”…Ruben Studdard!” As Ryan Seacrest reads those words, the new American Idol disappears in a sea of worshipers and confetti. Before the applause dies down, ”Idol” wannabes pour out of the stage entrance: RJ Helton. Ryan Starr. Jim Verraros. The glued-at-the-hip Tamyra Gray and Christina Christian (glued at the other hip to her rat-size dog). ”I hoped Ruben would take it,” Tamyra confides. Not that she voted. ”I was out late last night with Christina.”
Simon Cowell emerges, smirking in a devilish cloud of Kool smoke. ”Yes, I did want Ruben all along,” he says. ”But Clay [Aiken] grew on me for the last couple of weeks because I liked the way he took criticism. He took it like a man.”
”It’s like a piranha pool in here,” vents one Fox newswoman. Crews are elbowing, yanking, and grabbing to get a few seconds with Clay and Ruben. Cameras swing around like machetes, and one nearly decapitates an already woozy Seacrest: ”I’m nursing walking pneumonia,” he says. (Paging the CDC!) Simon, standing nearby, lights up another cigarette and channels his inner Andy Warhol: ”This will all be over tomorrow.”

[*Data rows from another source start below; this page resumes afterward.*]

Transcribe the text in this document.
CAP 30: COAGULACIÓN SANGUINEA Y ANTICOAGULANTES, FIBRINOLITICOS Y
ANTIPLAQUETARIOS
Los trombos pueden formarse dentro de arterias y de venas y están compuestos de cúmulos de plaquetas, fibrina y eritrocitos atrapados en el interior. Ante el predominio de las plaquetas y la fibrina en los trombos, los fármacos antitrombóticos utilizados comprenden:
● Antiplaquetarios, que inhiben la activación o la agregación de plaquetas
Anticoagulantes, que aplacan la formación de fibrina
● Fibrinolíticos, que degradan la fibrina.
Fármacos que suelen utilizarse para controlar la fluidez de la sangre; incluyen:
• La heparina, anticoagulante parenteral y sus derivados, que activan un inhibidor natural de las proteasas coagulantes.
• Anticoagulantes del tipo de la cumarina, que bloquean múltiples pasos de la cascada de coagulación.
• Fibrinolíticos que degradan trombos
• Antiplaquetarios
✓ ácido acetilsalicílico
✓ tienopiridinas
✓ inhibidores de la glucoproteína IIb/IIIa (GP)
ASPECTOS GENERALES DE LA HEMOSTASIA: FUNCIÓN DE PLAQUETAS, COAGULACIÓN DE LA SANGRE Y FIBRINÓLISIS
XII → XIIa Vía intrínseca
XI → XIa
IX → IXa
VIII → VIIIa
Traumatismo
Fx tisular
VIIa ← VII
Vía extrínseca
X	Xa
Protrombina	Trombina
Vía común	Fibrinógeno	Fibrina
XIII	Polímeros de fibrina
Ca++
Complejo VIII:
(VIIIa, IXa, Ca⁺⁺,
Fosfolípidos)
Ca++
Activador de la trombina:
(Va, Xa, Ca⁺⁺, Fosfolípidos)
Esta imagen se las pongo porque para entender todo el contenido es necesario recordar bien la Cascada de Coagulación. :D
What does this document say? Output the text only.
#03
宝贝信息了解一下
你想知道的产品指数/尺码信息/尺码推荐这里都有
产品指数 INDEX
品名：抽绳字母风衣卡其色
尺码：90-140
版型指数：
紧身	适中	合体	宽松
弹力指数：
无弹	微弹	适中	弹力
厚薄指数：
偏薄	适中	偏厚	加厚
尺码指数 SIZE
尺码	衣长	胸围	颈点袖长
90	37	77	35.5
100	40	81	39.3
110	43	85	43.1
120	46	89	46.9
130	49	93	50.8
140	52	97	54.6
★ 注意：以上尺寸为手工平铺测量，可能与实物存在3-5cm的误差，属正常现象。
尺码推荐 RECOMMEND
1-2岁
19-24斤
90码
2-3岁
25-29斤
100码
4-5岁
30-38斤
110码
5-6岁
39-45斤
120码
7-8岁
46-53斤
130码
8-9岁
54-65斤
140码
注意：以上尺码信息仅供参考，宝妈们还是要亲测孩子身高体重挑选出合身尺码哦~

Ruben tells one Fox affiliate that at first he was reluctant to audition for ”Idol” because he thought it was ”cheesy.”
Big (and I mean big) brother Kevin is eager to move on with the night. ”Let’s go. Stop talking,” he tells Ruben. Ruben shoos him away. ”I’m working.”
The judges ride golf carts to the VIP party, held at Universal CityWalk, but Randy returns in his after two minutes. ”There’s no security there,” he says. ”That was scary.”
After half an hour of signing autographs and posing for pictures, Ruben and fellow ”Idol” contestants prepare to bolt the party by holding hands and forming a human chain to bust through the throngs of well-wishers. Stragglers are left to enjoy brightly colored cupcakes and massive vats of macaroni and cheese. Not surprisingly, Ruben was too busy with fans to sample either.
Skybar at the Mondrian Hotel
Ruben presumably makes an appearance at exec producer Simon Fuller’s private party. Thanks for the invite, Simon.
Ruben finally gets to go to sleep. Kev’s on wake-up duty.
Universal Amphitheater backlot
Being an Idol means waking up at 4 a.m. to do more TV interviews. Ooh, hot scoop here: Ruben tells a reporter that he was reluctant to audition for ”Idol” because he thought it was ”cheesy.” Unlike his predecessor, Kelly Clarkson, Ruben is clearly not at ease in front of the camera. For that matter, he doesn’t seem to be particularly at ease speaking. Getting an extended quote out of Ruben is only slightly easier than eliciting a coherent one from Paula Abdul (more on her in a moment). Of his reticence, Ruben says, ”Everyone wants the same information.”